Bilgisi, birikimi, siyasi kavrayışı tartışmalı Cevdet Sunay, Cumhurbaşkanlığını bir cuntaya (“Türk Silahlı Kuvvetler Birliği” cuntasına) borçludur. Menderes’in asılması öç duygularını köreltmeye yetmemiş, MBK’nın getirdiklerini yetersiz bulan, “Konvansiyon Anayasası”na bile burun kıvıran bir cunta... Katı devletçi bir anayasa yapılmalı, Kemalizm dışındaki bütün düşünceler yasaklanmalıydı. Ülkeyi resmen ve fiilen oligarşi yönetmeliydi

Bu cuntanın “en mutemet” elemanıydı Sunay.

Şimdi sadece kendisine atfedilen fıkralarla (bir “fıkra kahramanı” olarak) hatırlanıyor.

Bizi Sunay’a mahkûm eden “siyaset alışkanlığı”, meşruiyetini (!) Mareşal Fevzi Çakmak’ın masasına bırakılan “tabanca”dan alıyordu. İsmet Paşa’yı denkleme dahil eden o tabanca 23 yıl sonra “halkın adayı” Ali Fuat Başgil’in şakağına dayanacak ve Cemal Gürsel Cumhurbaşkanı olarak Çankaya’ya çıkacaktır.

Ve Fahri Sabit Korutürk...

Müseccel cuntacı Faruk Gürler’i Cumhurbaşkanı seçtirmek isteyenlerin yol açtığı kaos yüzünden denkleme girdi, ilk “çatı adayı” olarak Çankaya’ya çıktı.

Muhsin Batur Meclis üzerinden uçaklarını uçuracak, tank birlikleri alesta bekleyecek, çatık kaşlı generaller Mec
lis locasından kaş göz işareti yapacak, Faruk Gürler “aradan sıyrılıp” cumhurbaşkanı olacaktı.

Meclis, haysiyetli bir duruş sergiledi.

Bir nevi “çatı adayı” Fahri Sabit Korutürk’e yöneldi.

Fahri Sabit Korutaürk, 7 yıl boyunca Çankaya’yı halka kapattı. Bol heyet ağırladı. Bisiklete bindi.
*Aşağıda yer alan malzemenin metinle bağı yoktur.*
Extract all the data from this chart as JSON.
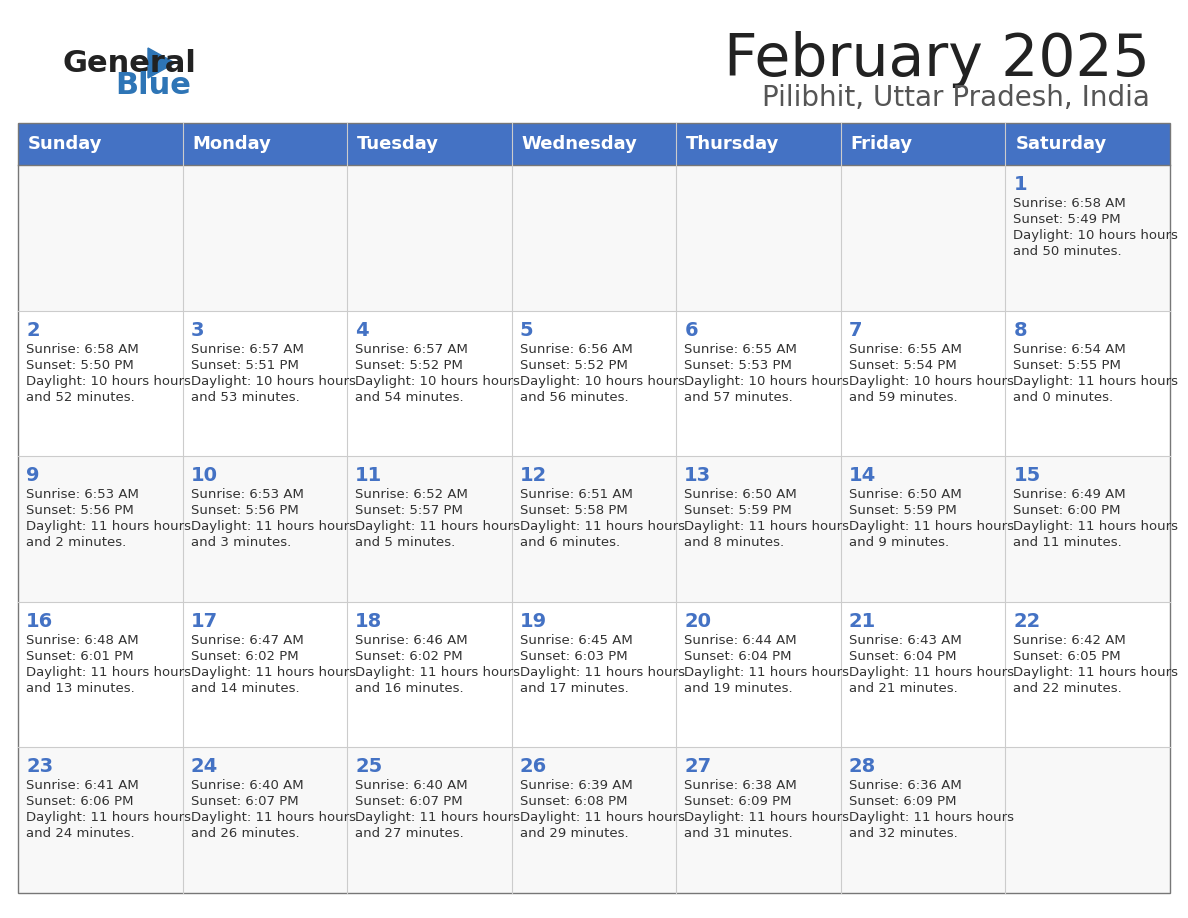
{
  "title": "February 2025",
  "subtitle": "Pilibhit, Uttar Pradesh, India",
  "days_of_week": [
    "Sunday",
    "Monday",
    "Tuesday",
    "Wednesday",
    "Thursday",
    "Friday",
    "Saturday"
  ],
  "header_bg": "#4472C4",
  "header_text": "#FFFFFF",
  "cell_bg_odd": "#F2F2F2",
  "cell_bg_even": "#FFFFFF",
  "day_num_color": "#4472C4",
  "text_color": "#333333",
  "grid_color": "#AAAAAA",
  "logo_general_color": "#222222",
  "logo_blue_color": "#2E75B6",
  "title_color": "#222222",
  "subtitle_color": "#555555",
  "calendar_data": [
    [
      null,
      null,
      null,
      null,
      null,
      null,
      {
        "day": 1,
        "sunrise": "6:58 AM",
        "sunset": "5:49 PM",
        "daylight": "10 hours and 50 minutes."
      }
    ],
    [
      {
        "day": 2,
        "sunrise": "6:58 AM",
        "sunset": "5:50 PM",
        "daylight": "10 hours and 52 minutes."
      },
      {
        "day": 3,
        "sunrise": "6:57 AM",
        "sunset": "5:51 PM",
        "daylight": "10 hours and 53 minutes."
      },
      {
        "day": 4,
        "sunrise": "6:57 AM",
        "sunset": "5:52 PM",
        "daylight": "10 hours and 54 minutes."
      },
      {
        "day": 5,
        "sunrise": "6:56 AM",
        "sunset": "5:52 PM",
        "daylight": "10 hours and 56 minutes."
      },
      {
        "day": 6,
        "sunrise": "6:55 AM",
        "sunset": "5:53 PM",
        "daylight": "10 hours and 57 minutes."
      },
      {
        "day": 7,
        "sunrise": "6:55 AM",
        "sunset": "5:54 PM",
        "daylight": "10 hours and 59 minutes."
      },
      {
        "day": 8,
        "sunrise": "6:54 AM",
        "sunset": "5:55 PM",
        "daylight": "11 hours and 0 minutes."
      }
    ],
    [
      {
        "day": 9,
        "sunrise": "6:53 AM",
        "sunset": "5:56 PM",
        "daylight": "11 hours and 2 minutes."
      },
      {
        "day": 10,
        "sunrise": "6:53 AM",
        "sunset": "5:56 PM",
        "daylight": "11 hours and 3 minutes."
      },
      {
        "day": 11,
        "sunrise": "6:52 AM",
        "sunset": "5:57 PM",
        "daylight": "11 hours and 5 minutes."
      },
      {
        "day": 12,
        "sunrise": "6:51 AM",
        "sunset": "5:58 PM",
        "daylight": "11 hours and 6 minutes."
      },
      {
        "day": 13,
        "sunrise": "6:50 AM",
        "sunset": "5:59 PM",
        "daylight": "11 hours and 8 minutes."
      },
      {
        "day": 14,
        "sunrise": "6:50 AM",
        "sunset": "5:59 PM",
        "daylight": "11 hours and 9 minutes."
      },
      {
        "day": 15,
        "sunrise": "6:49 AM",
        "sunset": "6:00 PM",
        "daylight": "11 hours and 11 minutes."
      }
    ],
    [
      {
        "day": 16,
        "sunrise": "6:48 AM",
        "sunset": "6:01 PM",
        "daylight": "11 hours and 13 minutes."
      },
      {
        "day": 17,
        "sunrise": "6:47 AM",
        "sunset": "6:02 PM",
        "daylight": "11 hours and 14 minutes."
      },
      {
        "day": 18,
        "sunrise": "6:46 AM",
        "sunset": "6:02 PM",
        "daylight": "11 hours and 16 minutes."
      },
      {
        "day": 19,
        "sunrise": "6:45 AM",
        "sunset": "6:03 PM",
        "daylight": "11 hours and 17 minutes."
      },
      {
        "day": 20,
        "sunrise": "6:44 AM",
        "sunset": "6:04 PM",
        "daylight": "11 hours and 19 minutes."
      },
      {
        "day": 21,
        "sunrise": "6:43 AM",
        "sunset": "6:04 PM",
        "daylight": "11 hours and 21 minutes."
      },
      {
        "day": 22,
        "sunrise": "6:42 AM",
        "sunset": "6:05 PM",
        "daylight": "11 hours and 22 minutes."
      }
    ],
    [
      {
        "day": 23,
        "sunrise": "6:41 AM",
        "sunset": "6:06 PM",
        "daylight": "11 hours and 24 minutes."
      },
      {
        "day": 24,
        "sunrise": "6:40 AM",
        "sunset": "6:07 PM",
        "daylight": "11 hours and 26 minutes."
      },
      {
        "day": 25,
        "sunrise": "6:40 AM",
        "sunset": "6:07 PM",
        "daylight": "11 hours and 27 minutes."
      },
      {
        "day": 26,
        "sunrise": "6:39 AM",
        "sunset": "6:08 PM",
        "daylight": "11 hours and 29 minutes."
      },
      {
        "day": 27,
        "sunrise": "6:38 AM",
        "sunset": "6:09 PM",
        "daylight": "11 hours and 31 minutes."
      },
      {
        "day": 28,
        "sunrise": "6:36 AM",
        "sunset": "6:09 PM",
        "daylight": "11 hours and 32 minutes."
      },
      null
    ]
  ]
}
Konser dinledi. Resmi davet ve açılışlarda şöyle bir görünüp kayboldu. 12 Eylül yaklaştığında, darbecilere akıl verdi. “Müdahaleyi kışınyapmayın. Tanklarınız çamura saplanır. Bu tür şeyler ekseriyetle kuru mevsimde olur.”

Kenan Evren’in Cumhurbaşkanı olabilmesi için “demokratik normale” son verilmesi 650 bin kişinin işkenceden geçmesi, 177 kişinin “gözaltında” ölmesi, milyonlarca kişinin fişlenmesi gerekiyordu.
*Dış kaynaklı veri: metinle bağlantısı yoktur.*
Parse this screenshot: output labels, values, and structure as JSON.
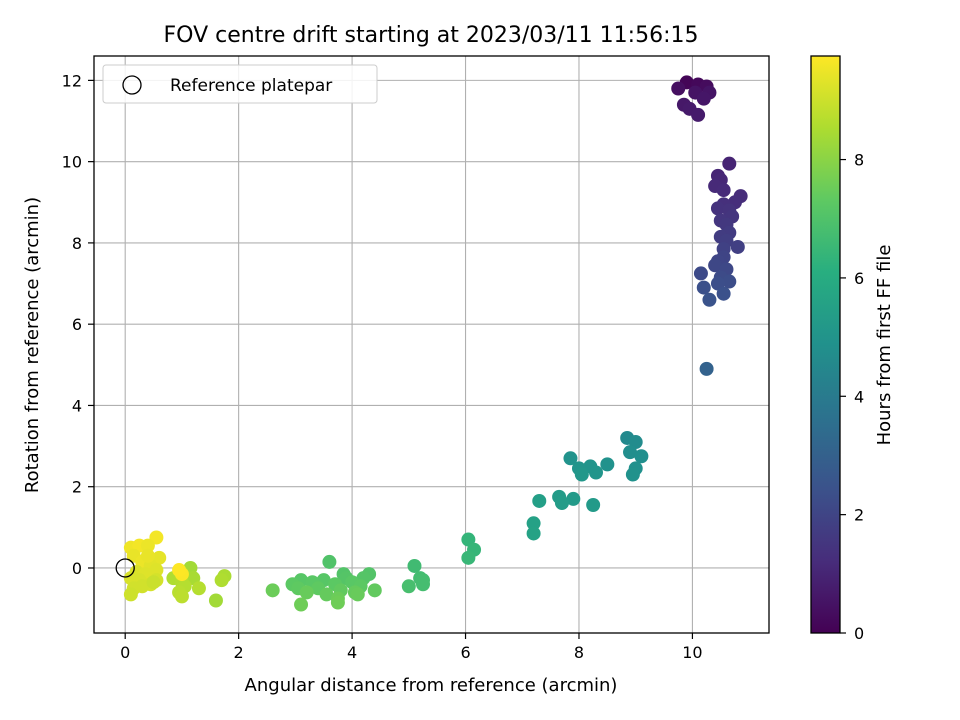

Süleyman Sami Demirel’in Cumhurbaşkanı olabilmesi için de, Turgut Özal’ın ölmesi yahut öldürülmesi gerekiyordu elbette.

Cumhurbaşkanı seçmeyi öğrendiniz...

Halk öğretti...

Saygı da öğreneceksiniz.

Meşru Cumhurbaşkanı genel kurula girdiğinde ayağa kalkmamak, Meclis Başkanı’na iç tüzük fırlatmak, yemin törenini boykot etmek, oturumlarda hır çıkarmak gibi terbiyesizliklerde bulunabilirsiniz. Bulunuyorsunuz...

Bunun “terbiyesizlik” olduğunu da öğreneceksiniz.

Halk öğretecek...

Nasıl ki bütün kalelerinizi ve arka bahçelerinizi elinizden aldı, kurduğunuz düzene son verdi...

İmtiyazlı şımarıklılığınıza da son verecek.

HAMİŞ: Kanal 24’deki programda yaptığım yanlışı iki saniye sonra yine kendim düzeltim: “Evet, Sezer 1999’da Cumhurbaşkanı değildi.” Nasıl yalancı oluyorum? Sonra da şunu ekledim: “Bütün ulusal felaketlerde Sezer Çankaya’nın kapılarını kapattı.” Kapatmadı mı? Cumartesi, pazar günleri tatil yapmadı mı? Siyasetçilerden köşe bucak kaçmadı mı?